Along with others, he would prefer “low-impact development” that does not attract hordes of tourists. They want to have their towns connected to major roads and electricity grids and to see schools built.

Martínez’s corner of Campeche is located near the Calakmul reserve — the second-most important tropical forest in the Americas behind the Amazon and a vital water source for the whole region. There, indigenous communities — a mix of Maya, Chol, and Tzeltal, among others — principally live off subsistence farming, or the “milpa,” their name for an ancient and sustainable technique honed by the ancient Maya. But severe drought, a cyclical phenomenon that has been severely exacerbated by deforestation and climate change, is leading to fewer or failed crops.

With water shortages already plaguing local communities, Martínez does not see how the land could possibly sustain a bigger population, let alone an influx of 8,000 tourists — the government’s projected number of daily passengers on the train.

He also sees the train as a more existential threat to his community — as tourism grows, predicting an increase in service industry jobs and a depletion of resources — as opposed to the government’s view of luxury hotels to provide capital for much-needed services.

“The train is a form of colonization because if more people come, we’ll lose our language, our culture, our way of thinking, of building houses, of working the earth,” he said.

There is a precedent for this. A few hours to the north, the now-infamous beach resorts of Cancún and Playa del Carmen are a cautionary tale of how a tourism boom can go wrong.

While more and more wealthy vacationers visited the beaches — the number of tourists in Cancún grew by 16.9% from 2011 to 2012 in Cancún and continued to grow by between 2% and 5% annually from then until 2017 — the majority of the profits stayed in the hands of large businesses. This left local people with poor-quality jobs cleaning hotel rooms, often forced to commute from hours away as living in Cancún became unaffordable.

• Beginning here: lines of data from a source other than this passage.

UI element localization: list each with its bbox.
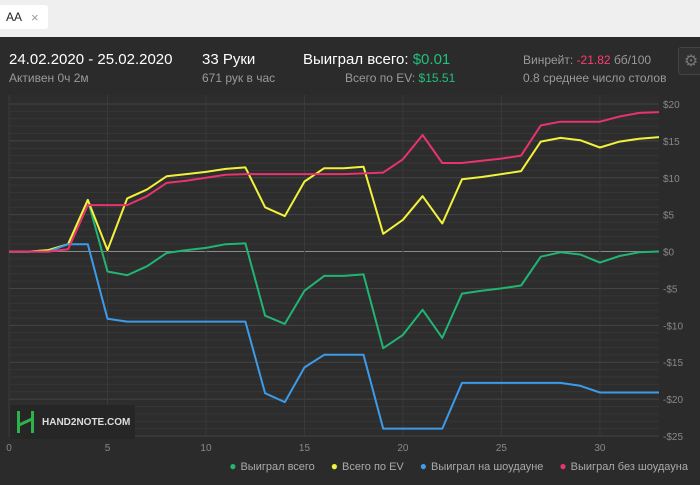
x-tick-label: 30 <box>594 443 606 454</box>
y-tick-label: $20 <box>663 100 680 111</box>
x-tick-label: 5 <box>105 443 111 454</box>
winrate-unit: бб/100 <box>613 53 652 67</box>
y-tick-label: $5 <box>663 211 675 222</box>
winrate-value: -21.82 <box>576 53 611 67</box>
tab-label: AA <box>6 10 23 24</box>
y-tick-label: -$5 <box>663 284 678 295</box>
series-line-3 <box>9 111 660 253</box>
ev-total: Всего по EV: $15.51 <box>345 71 455 85</box>
legend-item-showdown[interactable]: ● Выиграл на шоудауне <box>419 459 544 473</box>
y-tick-label: -$10 <box>663 321 683 332</box>
series-line-2 <box>9 243 659 430</box>
series-line-1 <box>9 136 660 253</box>
legend-item-ev[interactable]: ● Всего по EV <box>330 459 404 473</box>
winrate-label: Винрейт: <box>523 53 574 67</box>
legend-item-non-showdown[interactable]: ● Выиграл без шоудауна <box>559 459 688 473</box>
won-total-value: $0.01 <box>412 51 451 68</box>
y-tick-label: $0 <box>663 248 675 259</box>
logo-icon <box>17 411 34 433</box>
legend-item-won-total[interactable]: ● Выиграл всего <box>229 459 315 473</box>
close-icon[interactable]: × <box>31 9 39 25</box>
tab-bar: AA × <box>0 0 700 37</box>
y-tick-label: $10 <box>663 174 680 185</box>
hands-count: 33 Руки <box>202 51 256 68</box>
x-tick-label: 25 <box>496 443 508 454</box>
y-tick-label: $15 <box>663 137 680 148</box>
ev-value: $15.51 <box>418 71 456 85</box>
gear-icon[interactable]: ⚙ <box>678 47 700 75</box>
hand2note-logo: HAND2NOTE.COM <box>10 405 135 439</box>
tab-aa[interactable]: AA × <box>0 5 48 29</box>
series-line-0 <box>9 198 660 350</box>
y-tick-label: -$25 <box>663 432 683 443</box>
won-total-label: Выиграл всего: <box>303 51 409 68</box>
x-tick-label: 0 <box>6 443 12 454</box>
hands-per-hour: 671 рук в час <box>202 71 276 85</box>
won-total: Выиграл всего: $0.01 <box>303 51 450 68</box>
plot-area <box>9 95 659 436</box>
x-tick-label: 20 <box>397 443 409 454</box>
x-tick-label: 10 <box>200 443 212 454</box>
x-tick-label: 15 <box>299 443 311 454</box>
watermark-text: HAND2NOTE.COM <box>42 416 131 428</box>
legend: ● Выиграл всего ● Всего по EV ● Выиграл на … <box>229 459 688 473</box>
y-tick-label: -$15 <box>663 358 683 369</box>
winrate: Винрейт: -21.82 бб/100 <box>523 53 651 67</box>
avg-tables: 0.8 среднее число столов <box>523 71 667 85</box>
active-time: Активен 0ч 2м <box>9 71 89 85</box>
ev-label: Всего по EV: <box>345 71 416 85</box>
y-tick-label: -$20 <box>663 395 683 406</box>
date-range: 24.02.2020 - 25.02.2020 <box>9 51 173 68</box>
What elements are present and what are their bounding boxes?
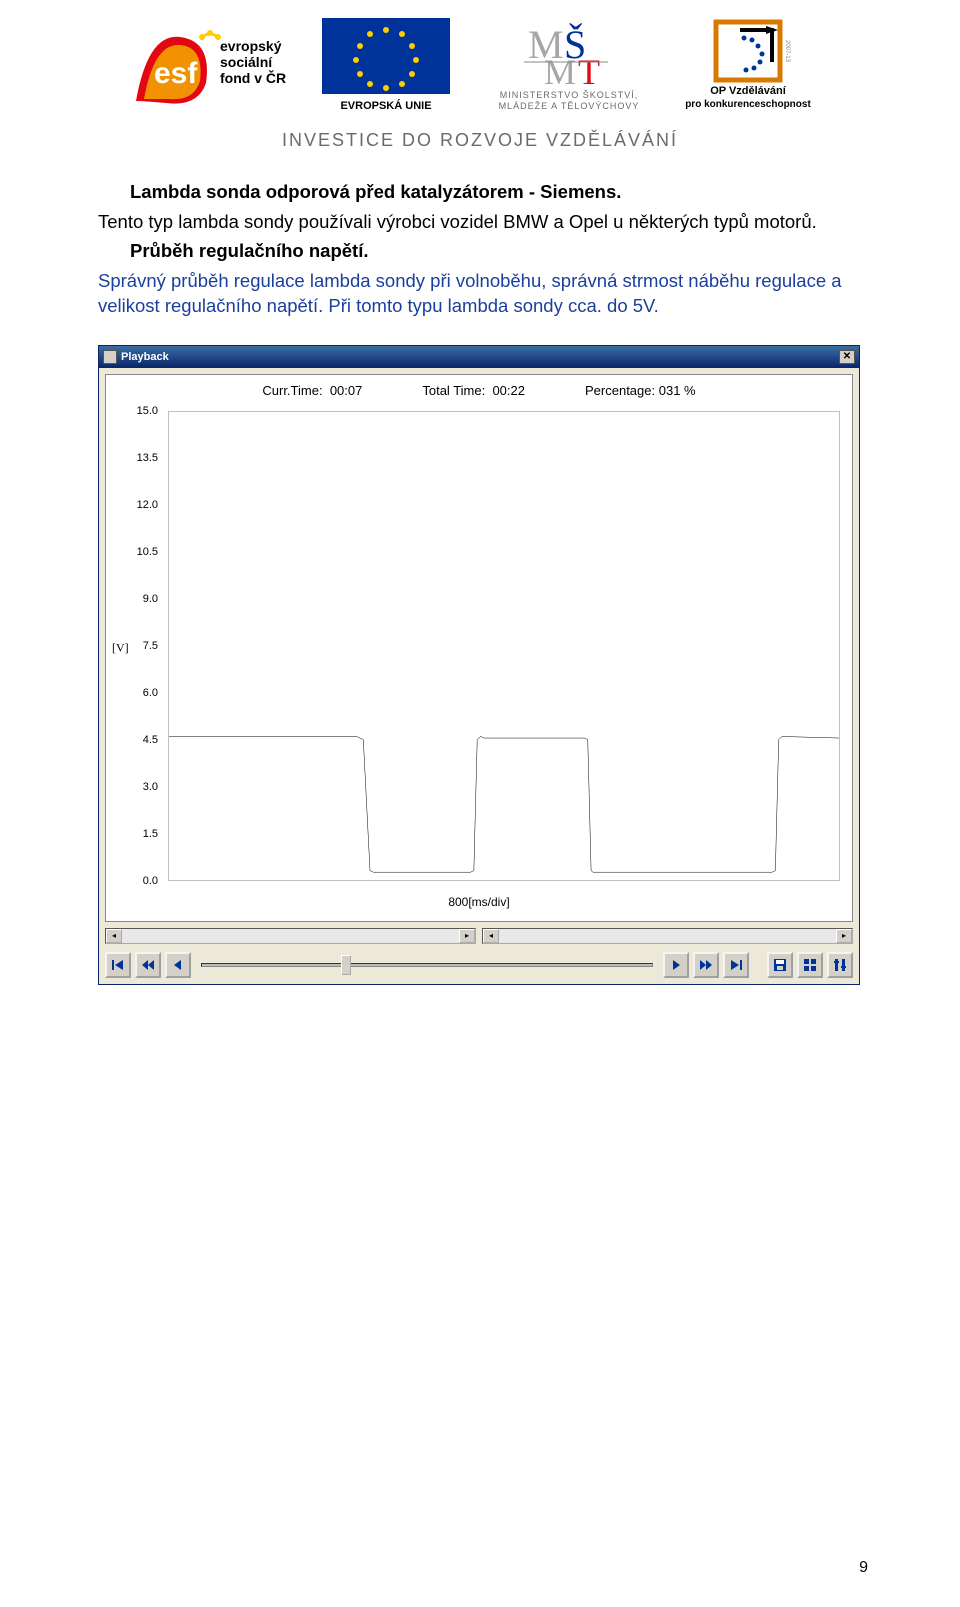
hscroll-left[interactable]: ◂ ▸ <box>105 928 476 944</box>
logo-esf: esf evropský sociální fond v ČR <box>128 23 288 107</box>
fast-forward-button[interactable] <box>693 952 719 978</box>
y-tick: 12.0 <box>137 499 158 511</box>
msmt-line1: MINISTERSTVO ŠKOLSTVÍ, <box>500 90 639 100</box>
paragraph-2b: Při tomto typu lambda sondy cca. do 5V. <box>323 295 659 316</box>
esf-text-2: sociální <box>220 54 273 70</box>
step-back-button[interactable] <box>165 952 191 978</box>
window-titlebar[interactable]: Playback ✕ <box>99 346 859 368</box>
step-forward-button[interactable] <box>663 952 689 978</box>
scroll-left-btn-2[interactable]: ◂ <box>483 929 499 943</box>
svg-text:esf: esf <box>154 57 198 90</box>
chart-info-row: Curr.Time: 00:07 Total Time: 00:22 Perce… <box>106 375 852 398</box>
y-tick: 9.0 <box>143 593 158 605</box>
skip-back-button[interactable] <box>105 952 131 978</box>
y-tick: 6.0 <box>143 687 158 699</box>
curr-time-value: 00:07 <box>330 383 363 398</box>
y-tick: 0.0 <box>143 875 158 887</box>
esf-text-3: fond v ČR <box>220 69 286 86</box>
heading-1: Lambda sonda odporová před katalyzátorem… <box>130 181 621 202</box>
window-title: Playback <box>121 351 169 363</box>
y-tick: 10.5 <box>137 546 158 558</box>
total-time-value: 00:22 <box>492 383 525 398</box>
paragraph-1: Tento typ lambda sondy používali výrobci… <box>98 209 862 235</box>
page-number: 9 <box>859 1559 868 1577</box>
playback-window: Playback ✕ Curr.Time: 00:07 Total Time: … <box>98 345 860 985</box>
svg-text:2007-13: 2007-13 <box>784 40 790 63</box>
logo-msmt: M Š M T MINISTERSTVO ŠKOLSTVÍ, MLÁDEŽE A… <box>484 18 654 112</box>
settings-button[interactable] <box>827 952 853 978</box>
scroll-right-btn-2[interactable]: ▸ <box>836 929 852 943</box>
logo-eu: EVROPSKÁ UNIE <box>316 18 456 112</box>
playback-controls <box>99 948 859 984</box>
waveform-line <box>169 412 839 880</box>
y-tick: 4.5 <box>143 734 158 746</box>
svg-text:T: T <box>578 52 600 92</box>
header-logo-row: esf evropský sociální fond v ČR EVROPSKÁ… <box>0 0 960 120</box>
hscroll-right[interactable]: ◂ ▸ <box>482 928 853 944</box>
y-tick: 1.5 <box>143 828 158 840</box>
msmt-line2: MLÁDEŽE A TĚLOVÝCHOVY <box>499 101 640 111</box>
y-tick: 7.5 <box>143 640 158 652</box>
op-line2: pro konkurenceschopnost <box>685 99 811 110</box>
x-axis-label: 800[ms/div] <box>448 895 509 909</box>
svg-text:M: M <box>544 52 576 92</box>
window-icon <box>103 350 117 364</box>
curr-time-label: Curr.Time: <box>262 383 322 398</box>
rewind-button[interactable] <box>135 952 161 978</box>
save-button[interactable] <box>767 952 793 978</box>
slider-thumb[interactable] <box>341 955 351 975</box>
grid-button[interactable] <box>797 952 823 978</box>
close-button[interactable]: ✕ <box>839 350 855 364</box>
op-line1: OP Vzdělávání <box>710 85 787 97</box>
logo-op: 2007-13 OP Vzdělávání pro konkurencescho… <box>682 18 832 112</box>
esf-text-1: evropský <box>220 38 282 54</box>
header-tagline: INVESTICE DO ROZVOJE VZDĚLÁVÁNÍ <box>0 130 960 151</box>
eu-label: EVROPSKÁ UNIE <box>340 99 431 112</box>
y-tick: 15.0 <box>137 405 158 417</box>
scroll-right-btn[interactable]: ▸ <box>459 929 475 943</box>
scrollbar-row: ◂ ▸ ◂ ▸ <box>99 928 859 948</box>
content-text: Lambda sonda odporová před katalyzátorem… <box>0 179 960 319</box>
heading-2: Průběh regulačního napětí. <box>130 240 368 261</box>
total-time-label: Total Time: <box>422 383 485 398</box>
skip-forward-button[interactable] <box>723 952 749 978</box>
y-tick: 13.5 <box>137 452 158 464</box>
position-slider[interactable] <box>201 955 653 975</box>
percentage-label: Percentage: <box>585 383 655 398</box>
y-tick: 3.0 <box>143 781 158 793</box>
plot-area <box>168 411 840 881</box>
percentage-value: 031 % <box>659 383 696 398</box>
y-axis-label: [V] <box>112 640 129 655</box>
chart-canvas: Curr.Time: 00:07 Total Time: 00:22 Perce… <box>105 374 853 922</box>
scroll-left-btn[interactable]: ◂ <box>106 929 122 943</box>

In terms of environmental costs, the impacts of climate change, compounded by increased tourism, are already being felt. Scientists say that 30% of coral in one reef park in Quintana Roo died in a little over four months due to warming waters — just one of many examples.

“Real estate and megaprojects are transforming the Yucatán peninsula,” said Casandra Reyes García, a biologist at the Yucatán Center for Scientific Research and the co-author of the study “Mayan Train: Why are biologists so worried?” Even megaprojects aiming to transition energy to wind and solar are problematic, Reyes added.

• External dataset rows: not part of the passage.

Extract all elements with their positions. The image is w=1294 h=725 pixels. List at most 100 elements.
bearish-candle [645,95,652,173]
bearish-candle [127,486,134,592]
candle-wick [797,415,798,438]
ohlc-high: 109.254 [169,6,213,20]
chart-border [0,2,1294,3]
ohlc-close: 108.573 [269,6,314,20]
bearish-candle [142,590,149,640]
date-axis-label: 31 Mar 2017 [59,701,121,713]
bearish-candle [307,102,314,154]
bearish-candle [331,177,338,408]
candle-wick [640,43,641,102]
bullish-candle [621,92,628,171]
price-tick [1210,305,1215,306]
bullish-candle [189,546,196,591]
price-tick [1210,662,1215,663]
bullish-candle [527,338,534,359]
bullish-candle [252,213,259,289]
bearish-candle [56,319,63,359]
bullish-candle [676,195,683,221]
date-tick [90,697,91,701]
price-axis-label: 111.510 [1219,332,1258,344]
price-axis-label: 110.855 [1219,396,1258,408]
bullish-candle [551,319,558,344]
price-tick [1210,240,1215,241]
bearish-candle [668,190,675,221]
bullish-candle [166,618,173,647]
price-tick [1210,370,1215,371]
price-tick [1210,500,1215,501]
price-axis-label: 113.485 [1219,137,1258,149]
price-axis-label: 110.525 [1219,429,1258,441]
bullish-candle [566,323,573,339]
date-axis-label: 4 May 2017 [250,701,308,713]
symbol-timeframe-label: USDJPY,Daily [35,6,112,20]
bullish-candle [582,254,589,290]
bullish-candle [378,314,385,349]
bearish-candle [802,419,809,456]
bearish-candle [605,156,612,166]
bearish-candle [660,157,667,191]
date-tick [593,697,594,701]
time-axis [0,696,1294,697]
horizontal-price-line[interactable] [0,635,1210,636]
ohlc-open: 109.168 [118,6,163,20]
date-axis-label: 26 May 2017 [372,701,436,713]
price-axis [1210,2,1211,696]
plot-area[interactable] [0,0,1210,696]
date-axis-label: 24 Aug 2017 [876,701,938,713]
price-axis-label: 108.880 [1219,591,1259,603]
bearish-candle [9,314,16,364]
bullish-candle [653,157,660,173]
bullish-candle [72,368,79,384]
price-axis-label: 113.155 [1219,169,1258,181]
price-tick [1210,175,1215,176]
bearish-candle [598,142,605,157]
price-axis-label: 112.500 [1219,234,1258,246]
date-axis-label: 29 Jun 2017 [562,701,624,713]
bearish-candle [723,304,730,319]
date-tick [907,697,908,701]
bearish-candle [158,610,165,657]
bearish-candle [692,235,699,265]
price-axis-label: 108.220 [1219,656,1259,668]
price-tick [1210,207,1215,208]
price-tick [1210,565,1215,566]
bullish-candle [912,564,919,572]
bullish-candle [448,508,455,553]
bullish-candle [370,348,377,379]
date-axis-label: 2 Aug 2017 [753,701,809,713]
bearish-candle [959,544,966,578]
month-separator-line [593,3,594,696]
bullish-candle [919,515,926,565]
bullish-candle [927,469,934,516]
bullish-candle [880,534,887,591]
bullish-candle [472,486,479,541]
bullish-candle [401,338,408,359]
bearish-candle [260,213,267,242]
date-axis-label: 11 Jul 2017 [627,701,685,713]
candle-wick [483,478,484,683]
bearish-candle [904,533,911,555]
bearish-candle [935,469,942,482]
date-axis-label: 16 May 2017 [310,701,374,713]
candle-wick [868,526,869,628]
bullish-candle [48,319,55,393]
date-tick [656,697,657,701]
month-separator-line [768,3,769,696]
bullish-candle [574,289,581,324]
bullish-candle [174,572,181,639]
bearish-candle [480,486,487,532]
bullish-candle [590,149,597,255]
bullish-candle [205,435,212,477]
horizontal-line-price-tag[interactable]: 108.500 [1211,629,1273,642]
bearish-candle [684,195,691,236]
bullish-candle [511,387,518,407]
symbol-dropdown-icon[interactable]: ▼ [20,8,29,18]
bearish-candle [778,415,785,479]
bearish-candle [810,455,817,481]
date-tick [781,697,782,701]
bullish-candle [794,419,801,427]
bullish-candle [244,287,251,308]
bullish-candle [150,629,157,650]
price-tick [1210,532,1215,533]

If they were well developed, these projects could benefit the population and help mitigate the effects of climate change, she noted. “However, what we’re seeing is that these projects are implemented on areas that used to be jungles and require removing a tree layer and also eliminate 10 centimeters of soil,” Reyes said.

Once held up as a leader on climate action among low- and middle-income countries, Mexico is now betting on a series of environmentally costly infrastructure projects to boost development and kick-start the economy. Indigenous communities are likely to pay the highest price.